Why am I getting Attribute error: nonetype object has no attribute get_text whenever I try to scrape this ecommerce store

Question

I’m trying to scrape an ecommerce store but getting Attribute error: nonetype object has no attribute get_text. This happens whenever i try to iterate between each products through the product link. I’m confused if am running into a javascript or captcha or whatnot don’t know.
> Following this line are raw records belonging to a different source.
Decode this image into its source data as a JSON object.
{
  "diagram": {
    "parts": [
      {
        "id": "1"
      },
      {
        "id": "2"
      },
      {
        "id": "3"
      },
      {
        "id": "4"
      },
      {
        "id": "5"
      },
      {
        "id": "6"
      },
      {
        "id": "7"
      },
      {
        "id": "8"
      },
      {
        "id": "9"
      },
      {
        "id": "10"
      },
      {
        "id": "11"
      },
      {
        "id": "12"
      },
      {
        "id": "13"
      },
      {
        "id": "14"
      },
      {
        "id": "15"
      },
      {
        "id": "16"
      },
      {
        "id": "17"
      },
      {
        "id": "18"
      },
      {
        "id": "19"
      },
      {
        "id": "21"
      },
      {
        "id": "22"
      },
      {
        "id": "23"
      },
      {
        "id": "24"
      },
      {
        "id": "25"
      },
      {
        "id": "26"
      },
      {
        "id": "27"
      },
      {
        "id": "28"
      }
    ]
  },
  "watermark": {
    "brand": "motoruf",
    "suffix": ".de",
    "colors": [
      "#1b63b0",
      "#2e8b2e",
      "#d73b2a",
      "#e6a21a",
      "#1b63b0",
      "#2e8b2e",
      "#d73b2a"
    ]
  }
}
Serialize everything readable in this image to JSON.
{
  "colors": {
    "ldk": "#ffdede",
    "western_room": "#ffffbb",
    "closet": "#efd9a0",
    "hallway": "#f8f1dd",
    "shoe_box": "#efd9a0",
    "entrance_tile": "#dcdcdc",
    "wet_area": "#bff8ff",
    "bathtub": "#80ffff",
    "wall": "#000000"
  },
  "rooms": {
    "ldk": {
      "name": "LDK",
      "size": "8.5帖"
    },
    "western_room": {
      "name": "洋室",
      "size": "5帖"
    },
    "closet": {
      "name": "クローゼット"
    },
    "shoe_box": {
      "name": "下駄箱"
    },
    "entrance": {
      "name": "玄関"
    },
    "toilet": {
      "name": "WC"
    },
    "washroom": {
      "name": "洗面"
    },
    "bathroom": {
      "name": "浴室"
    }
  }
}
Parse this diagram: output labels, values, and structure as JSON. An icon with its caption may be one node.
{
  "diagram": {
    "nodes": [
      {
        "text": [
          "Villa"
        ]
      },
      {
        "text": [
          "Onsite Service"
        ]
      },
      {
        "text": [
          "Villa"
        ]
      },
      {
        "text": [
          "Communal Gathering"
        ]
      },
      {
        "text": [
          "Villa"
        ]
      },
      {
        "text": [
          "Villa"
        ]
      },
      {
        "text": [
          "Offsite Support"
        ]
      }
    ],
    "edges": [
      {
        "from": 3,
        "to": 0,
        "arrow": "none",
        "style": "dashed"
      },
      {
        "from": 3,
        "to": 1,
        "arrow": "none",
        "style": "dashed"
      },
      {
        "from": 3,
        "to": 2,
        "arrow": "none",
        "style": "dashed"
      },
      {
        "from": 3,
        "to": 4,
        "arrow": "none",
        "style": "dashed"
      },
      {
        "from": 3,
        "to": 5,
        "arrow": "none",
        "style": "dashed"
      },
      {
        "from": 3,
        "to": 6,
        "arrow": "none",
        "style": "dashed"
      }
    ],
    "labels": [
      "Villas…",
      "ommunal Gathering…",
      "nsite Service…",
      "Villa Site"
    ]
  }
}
Here’s my code

import requests
from bs4 import BeautifulSoup

baseurl = 'https://www.jumia.com'

headers = {
     'User-Agent': 'Mozilla/5.0 (Windows NT 10.0; WOW64) AppleWebKit/537.36 (KHTML, like Gecko) Chrome/106.0.0.0 Safari/537.36'
}

productlinks = []

for x in range(1,51):
    r = requests.get(f'https://www.jumia.com.ng/ios-phones/?page={x}#catalog-listing/')
    soup = BeautifulSoup(r.content, 'lxml')

    productlist = soup.find_all('article', class_='prd _fb col c-prd')

    for product in productlist:
        for link in product.find_all('a', href=True):
            productlinks.append(baseurl + link['href'])
           
for link in productlinks:
    r = requests.get(link, headers = headers)
    soup = BeautifulSoup(r.content, 'lxml')
    
    name = soup.find('h1', class_='-fs20 -pts -pbxs').get_text(strip=True)
    amount = soup.find('span', class_='-b -ltr -tal -fs24').get_text(strip=True)
    review = soup.find('div', class_='stars _s _al').get_text(strip=True)
    rating = soup.find('a', class_='-plxs _more').get_text(strip=True)
    features = soup.find_all('li', attrs={'style': 'box-sizing: border-box; padding: 0px; margin: 0px;'})
    a = features[0].get_text(strip=True)
    b = features[1].get_text(strip=True)
    c = features[2].get_text(strip=True)
    d = features[3].get_text(strip=True)
    e = features[4].get_text(strip=True)
    f = features[5].get_text(strip=True)

    
    print(f"Name: {name}")
    print(f"Amount: {amount}")
    print(f"Review: {review}")
    print(f"Rating: {rating}")

    print('Key Features')
    print(f"a: {a}")
    print(f"b: {b}")
    print(f"c: {c}")
    print(f"d: {d}")
    print(f"e: {e}")
    print(f"f: {f}")
               
    print('')

Here’s the error message:

Traceback (most recent call last):
  File "c:UsersLPDocumentsjumiajumia.py", line 32, in <module>       
    name = soup.find('h1', class_='-fs20 -pts -pbxs').get_text(strip=True)
AttributeError: 'NoneType' object has no attribute 'get_text'
PS C:UsersLPDocumentsjumia>  here

Asked By: Miracle

||

Source

Answer 1

Change the variable baseurl to https://www.jumia.com.ng and change the features variable to features = soup.find('article', class_='col8 -pvs').find_all('li'). After fixing those two issues, you’ll probably get an IndexError because not every page has six features listed. You can use something like the following code to iterate through the features and print them:

for i, feature in enumerate(features):
        print(chr(ord("a")+i) + ":", feature.get_text(strip=True))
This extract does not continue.